Vermeldingen door Cornelissen:

 

Halve arme eeuse op watersteegt [GVEI2-139 (1777)]

 

armeneussel aan bundersteeg en busselehecken [GVE13 (1792)]

 

een parceel groesland in twee gegraven, op de watersteeg genaemt de arme eeusels, groot 5 à 6 karren hoijgewasch [RAV1l2-174 (1798)].

 

Verklaring door Cornelissen:

 

-

 

Ligging:

 

Perceel nrs. 1-5

Opmerkingen:

 

Perceel 4 en 5 waren tot 1749 eigendom van de Armentafel van Veghel.

 

 

 

 

Naam:

 

Beukelaar

Vermeldingen door Cornelissen:

 

Et de mansu seu bonis dictum ten buekelaer [GVIE-2 (1374)]

 

de hoeve 't goet op beukelaer [BP1187-101v (1411)]

 

ad locum dictum aent beukelair, aent beuchelair in die Heze [Hs- (± 1500)]

 

aent buekeler in verrenberch [Mrv23-110 (1533)]

 

buuckelaar [GVE2-52 (1702)]

 

27 roijen aent beukelaer [GVEI2-48v (1778)]

 

beukelaar [kad. (1832); N (1843)]; B 1045, 1046 (w: 92.70), 1139-1273.

 

Verklaring door Cornelissen:

 

Afleiding met personijicerend suffix -elaar, van beuk.
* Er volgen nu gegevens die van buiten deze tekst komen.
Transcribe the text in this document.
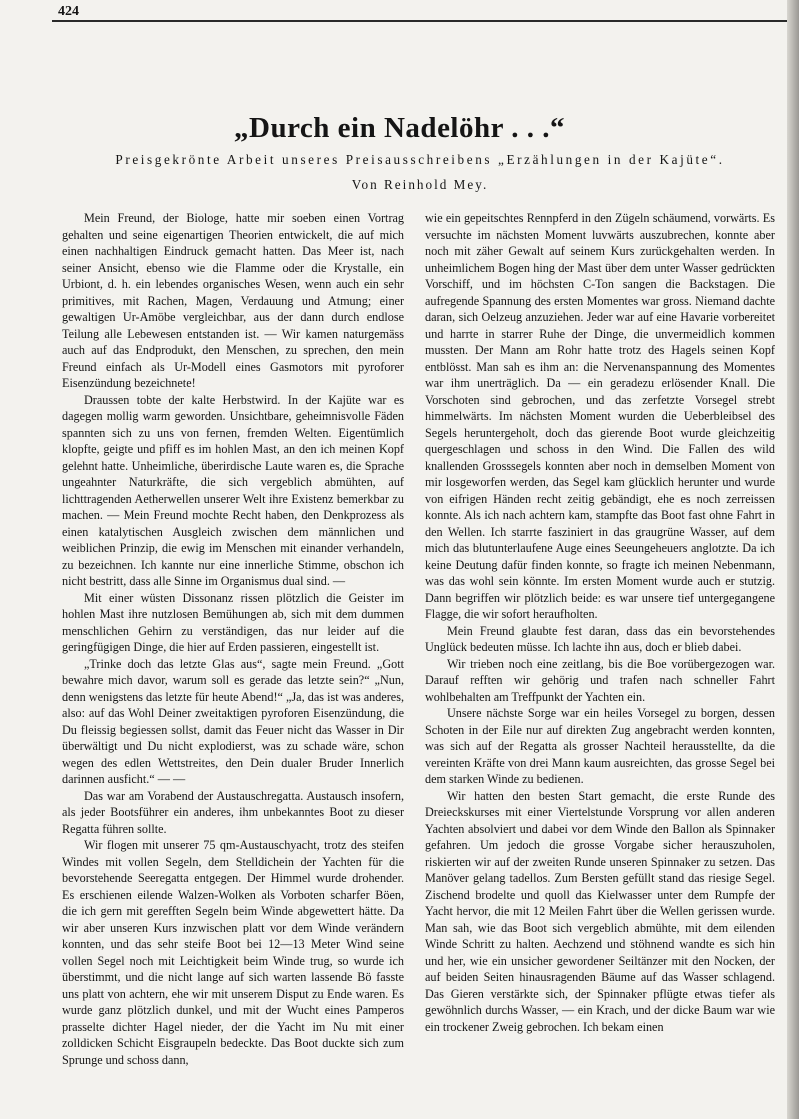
424
„Durch ein Nadelöhr . . .“
Preisgekrönte Arbeit unseres Preisausschreibens „Erzählungen in der Kajüte“.
Von Reinhold Mey.

Mein Freund, der Biologe, hatte mir soeben einen Vortrag gehalten und seine eigenartigen Theorien entwickelt, die auf mich einen nachhaltigen Eindruck gemacht hatten. Das Meer ist, nach seiner Ansicht, ebenso wie die Flamme oder die Krystalle, ein Urbiont, d. h. ein lebendes organisches Wesen, wenn auch ein sehr primitives, mit Rachen, Magen, Verdauung und Atmung; einer gewaltigen Ur-Amöbe vergleichbar, aus der dann durch endlose Teilung alle Lebewesen entstanden ist. — Wir kamen naturgemäss auch auf das Endprodukt, den Menschen, zu sprechen, den mein Freund einfach als Ur-Modell eines Gasmotors mit pyroforer Eisenzündung bezeichnete!

Draussen tobte der kalte Herbstwird. In der Kajüte war es dagegen mollig warm geworden. Unsichtbare, geheimnisvolle Fäden spannten sich zu uns von fernen, fremden Welten. Eigentümlich klopfte, geigte und pfiff es im hohlen Mast, an den ich meinen Kopf gelehnt hatte. Unheimliche, überirdische Laute waren es, die Sprache ungeahnter Naturkräfte, die sich vergeblich abmühten, auf lichttragenden Aetherwellen unserer Welt ihre Existenz bemerkbar zu machen. — Mein Freund mochte Recht haben, den Denkprozess als einen katalytischen Ausgleich zwischen dem männlichen und weiblichen Prinzip, die ewig im Menschen mit einander verhandeln, zu bezeichnen. Ich kannte nur eine innerliche Stimme, obschon ich nicht bestritt, dass alle Sinne im Organismus dual sind. —

Mit einer wüsten Dissonanz rissen plötzlich die Geister im hohlen Mast ihre nutzlosen Bemühungen ab, sich mit dem dummen menschlichen Gehirn zu verständigen, das nur leider auf die geringfügigen Dinge, die hier auf Erden passieren, eingestellt ist.

„Trinke doch das letzte Glas aus“, sagte mein Freund. „Gott bewahre mich davor, warum soll es gerade das letzte sein?“ „Nun, denn wenigstens das letzte für heute Abend!“ „Ja, das ist was anderes, also: auf das Wohl Deiner zweitaktigen pyroforen Eisenzündung, die Du fleissig begiessen sollst, damit das Feuer nicht das Wasser in Dir überwältigt und Du nicht explodierst, was zu schade wäre, schon wegen des edlen Wettstreites, den Dein dualer Bruder Innerlich darinnen ausficht.“ — —

Das war am Vorabend der Austauschregatta. Austausch insofern, als jeder Bootsführer ein anderes, ihm unbekanntes Boot zu dieser Regatta führen sollte.

Wir flogen mit unserer 75 qm-Austauschyacht, trotz des steifen Windes mit vollen Segeln, dem Stelldichein der Yachten für die bevorstehende Seeregatta entgegen. Der Himmel wurde drohender. Es erschienen eilende Walzen-Wolken als Vorboten scharfer Böen, die ich gern mit gerefften Segeln beim Winde abgewettert hätte. Da wir aber unseren Kurs inzwischen platt vor dem Winde verändern konnten, und das sehr steife Boot bei 12—13 Meter Wind seine vollen Segel noch mit Leichtigkeit beim Winde trug, so wurde ich überstimmt, und die nicht lange auf sich warten lassende Bö fasste uns platt von achtern, ehe wir mit unserem Disput zu Ende waren. Es wurde ganz plötzlich dunkel, und mit der Wucht eines Pamperos prasselte dichter Hagel nieder, der die Yacht im Nu mit einer zolldicken Schicht Eisgraupeln bedeckte. Das Boot duckte sich zum Sprunge und schoss dann,

wie ein gepeitschtes Rennpferd in den Zügeln schäumend, vorwärts. Es versuchte im nächsten Moment luvwärts auszubrechen, konnte aber noch mit zäher Gewalt auf seinem Kurs zurückgehalten werden. In unheimlichem Bogen hing der Mast über dem unter Wasser gedrückten Vorschiff, und im höchsten C-Ton sangen die Backstagen. Die aufregende Spannung des ersten Momentes war gross. Niemand dachte daran, sich Oelzeug anzuziehen. Jeder war auf eine Havarie vorbereitet und harrte in starrer Ruhe der Dinge, die unvermeidlich kommen mussten. Der Mann am Rohr hatte trotz des Hagels seinen Kopf entblösst. Man sah es ihm an: die Nervenanspannung des Momentes war ihm unerträglich. Da — ein geradezu erlösender Knall. Die Vorschoten sind gebrochen, und das zerfetzte Vorsegel strebt himmelwärts. Im nächsten Moment wurden die Ueberbleibsel des Segels heruntergeholt, doch das gierende Boot wurde gleichzeitig quergeschlagen und schoss in den Wind. Die Fallen des wild knallenden Grosssegels konnten aber noch in demselben Moment von mir losgeworfen werden, das Segel kam glücklich herunter und wurde von eifrigen Händen recht zeitig gebändigt, ehe es noch zerreissen konnte. Als ich nach achtern kam, stampfte das Boot fast ohne Fahrt in den Wellen. Ich starrte fasziniert in das graugrüne Wasser, auf dem mich das blutunterlaufene Auge eines Seeungeheuers anglotzte. Da ich keine Deutung dafür finden konnte, so fragte ich meinen Nebenmann, was das wohl sein könnte. Im ersten Moment wurde auch er stutzig. Dann begriffen wir plötzlich beide: es war unsere tief untergegangene Flagge, die wir sofort heraufholten.

Mein Freund glaubte fest daran, dass das ein bevorstehendes Unglück bedeuten müsse. Ich lachte ihn aus, doch er blieb dabei.

Wir trieben noch eine zeitlang, bis die Boe vorübergezogen war. Darauf refften wir gehörig und trafen nach schneller Fahrt wohlbehalten am Treffpunkt der Yachten ein.

Unsere nächste Sorge war ein heiles Vorsegel zu borgen, dessen Schoten in der Eile nur auf direkten Zug angebracht werden konnten, was sich auf der Regatta als grosser Nachteil herausstellte, da die vereinten Kräfte von drei Mann kaum ausreichten, das grosse Segel bei dem starken Winde zu bedienen.

Wir hatten den besten Start gemacht, die erste Runde des Dreieckskurses mit einer Viertelstunde Vorsprung vor allen anderen Yachten absolviert und dabei vor dem Winde den Ballon als Spinnaker gefahren. Um jedoch die grosse Vorgabe sicher herauszuholen, riskierten wir auf der zweiten Runde unseren Spinnaker zu setzen. Das Manöver gelang tadellos. Zum Bersten gefüllt stand das riesige Segel. Zischend brodelte und quoll das Kielwasser unter dem Rumpfe der Yacht hervor, die mit 12 Meilen Fahrt über die Wellen gerissen wurde. Man sah, wie das Boot sich vergeblich abmühte, mit dem eilenden Winde Schritt zu halten. Aechzend und stöhnend wandte es sich hin und her, wie ein unsicher gewordener Seiltänzer mit den Nocken, der auf beiden Seiten hinausragenden Bäume auf das Wasser schlagend. Das Gieren verstärkte sich, der Spinnaker pflügte etwas tiefer als gewöhnlich durchs Wasser, — ein Krach, und der dicke Baum war wie ein trockener Zweig gebrochen. Ich bekam einen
Perceel begroeid met beukebomen

(Hs-). Volgens Van Passen (1967 -133) blijkt een laar in de kempen ovet het algemeen de

betekenis te hebben gehad van onbebouwde (gemeenschaps)grond waarop men het vee liet grazen (Top. v. Neerpelt. M.).

 

Verklaring door Beijers en Van Bussel:

 

Varianten met een verzamelsuffix zijn o.a. Boekt en Bokt en met een tot de lo-formatie behorende uitgang, nl. -el in bv. Beukel.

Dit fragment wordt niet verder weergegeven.